Lawrence Durrell’s The Black Book (1961) As much as I like him and Henry Miller, I am simply not middle-aged enough. It’s sort of like when I was reading Steppenwolf when I was thirteen. I could grasp that it was good, but found it difficult to access.
Malcolm Lowry’s Under the Volcano (1971) see above.
Romilla Thapar’s Indian Tales, illustrated by Abu Abraham.
Irvine Welsh’s Filth, same guy as did Trainspotting and The Acid House.
Gail Anderson-Darga’s Recipe For Bees.

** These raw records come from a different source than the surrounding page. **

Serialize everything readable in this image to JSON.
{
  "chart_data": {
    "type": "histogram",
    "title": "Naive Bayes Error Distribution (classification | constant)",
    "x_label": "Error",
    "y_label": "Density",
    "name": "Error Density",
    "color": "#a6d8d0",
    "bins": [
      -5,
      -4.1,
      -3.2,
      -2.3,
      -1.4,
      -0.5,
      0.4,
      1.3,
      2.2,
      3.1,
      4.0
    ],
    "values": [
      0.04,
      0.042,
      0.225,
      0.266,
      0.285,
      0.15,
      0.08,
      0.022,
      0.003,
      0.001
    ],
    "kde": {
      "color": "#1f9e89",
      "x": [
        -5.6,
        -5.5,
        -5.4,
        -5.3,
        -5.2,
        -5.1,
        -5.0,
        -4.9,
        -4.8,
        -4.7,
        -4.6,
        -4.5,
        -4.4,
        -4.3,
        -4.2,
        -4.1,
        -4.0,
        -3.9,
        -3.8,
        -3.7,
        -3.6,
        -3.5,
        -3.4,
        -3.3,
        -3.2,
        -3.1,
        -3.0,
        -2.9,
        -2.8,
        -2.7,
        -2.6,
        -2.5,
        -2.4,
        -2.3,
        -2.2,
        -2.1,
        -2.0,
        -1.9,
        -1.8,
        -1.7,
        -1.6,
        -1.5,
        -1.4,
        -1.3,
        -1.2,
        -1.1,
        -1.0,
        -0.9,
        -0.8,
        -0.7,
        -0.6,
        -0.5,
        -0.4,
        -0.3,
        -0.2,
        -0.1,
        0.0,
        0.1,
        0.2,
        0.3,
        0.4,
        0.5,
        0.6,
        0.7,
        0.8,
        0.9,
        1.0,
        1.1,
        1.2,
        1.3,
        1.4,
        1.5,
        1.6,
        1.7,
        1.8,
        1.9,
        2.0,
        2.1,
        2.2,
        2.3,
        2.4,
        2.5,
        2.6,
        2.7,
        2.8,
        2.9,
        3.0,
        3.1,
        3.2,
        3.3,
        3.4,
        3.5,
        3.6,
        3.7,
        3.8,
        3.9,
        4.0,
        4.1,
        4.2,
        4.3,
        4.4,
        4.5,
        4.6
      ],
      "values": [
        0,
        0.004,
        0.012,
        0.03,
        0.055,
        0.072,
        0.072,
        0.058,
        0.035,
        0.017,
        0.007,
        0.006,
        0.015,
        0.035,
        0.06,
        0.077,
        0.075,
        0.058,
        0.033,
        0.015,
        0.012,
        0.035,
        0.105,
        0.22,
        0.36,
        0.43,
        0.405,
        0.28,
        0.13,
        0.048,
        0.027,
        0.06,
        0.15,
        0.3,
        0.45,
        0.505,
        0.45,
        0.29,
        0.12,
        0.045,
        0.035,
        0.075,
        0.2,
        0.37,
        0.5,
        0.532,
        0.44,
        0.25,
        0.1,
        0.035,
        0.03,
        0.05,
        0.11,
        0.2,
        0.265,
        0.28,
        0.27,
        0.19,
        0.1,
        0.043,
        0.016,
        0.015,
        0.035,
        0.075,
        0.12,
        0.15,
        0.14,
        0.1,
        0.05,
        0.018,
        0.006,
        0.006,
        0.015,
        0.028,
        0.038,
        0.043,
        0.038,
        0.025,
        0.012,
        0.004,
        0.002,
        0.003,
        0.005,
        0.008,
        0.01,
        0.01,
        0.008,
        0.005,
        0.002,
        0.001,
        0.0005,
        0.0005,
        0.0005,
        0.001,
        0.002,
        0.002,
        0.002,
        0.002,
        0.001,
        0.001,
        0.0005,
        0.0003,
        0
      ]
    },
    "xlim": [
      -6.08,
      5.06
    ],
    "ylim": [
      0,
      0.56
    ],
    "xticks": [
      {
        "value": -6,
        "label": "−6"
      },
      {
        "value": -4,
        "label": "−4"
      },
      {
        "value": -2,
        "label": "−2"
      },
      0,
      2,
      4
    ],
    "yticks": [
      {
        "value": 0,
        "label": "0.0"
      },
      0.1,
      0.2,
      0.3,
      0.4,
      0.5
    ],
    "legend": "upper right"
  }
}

Not a tenth as satisfying for A Cure For Death By Lightning, but until whosoever took my copy returns it…
Chuck Palahniuk’s Choke, same guy as did Fight Club.
Astro Teller’s exegesis. I wasn’t sure which was the name and which was the title when I first picked this up. It’s a little dated, but remains interesting.
David Odhiambo’s diss/banded nation Sticklers of proper language beware.
Bert Archer’s The End of Gay (And the Death of Heterosexuality) (with a far, far better cover.)
Irmgard Woldering’s The Art of Egypt; the Time of the Pharaohs Why are over half my books from the 60’s and 70’s?
Reader’s Digest Condensed Books: Volume 50 – Summer 1962 First Edition, containing; The Tuntsa – Teppo Turen w/Elizabeth Maddox McCabe, Youngblood Hawke by Herman Wouk, “Carol” by Peter DeVries, Since You Ask Me by Ann Landers, and Star-Raker by Donald Gordon.
MirrorMask: The Illustrated Film Script of the Motion Picture from the Jim Henson Company (Hardcover) I was given this over the holidays, and as much as I like it, I suspect there’s people here who would like it more. The price inside suggests $45can.
Online Education: Perspectives on a New Environment (Hardcover) Edited by Linda Harasin. Groundbreaking in 1990, I can’t explain how delightfully strange it is to read today.
TRASH: The Graphic Genius of Xploitation Movie Posters Coffee table book to the stars.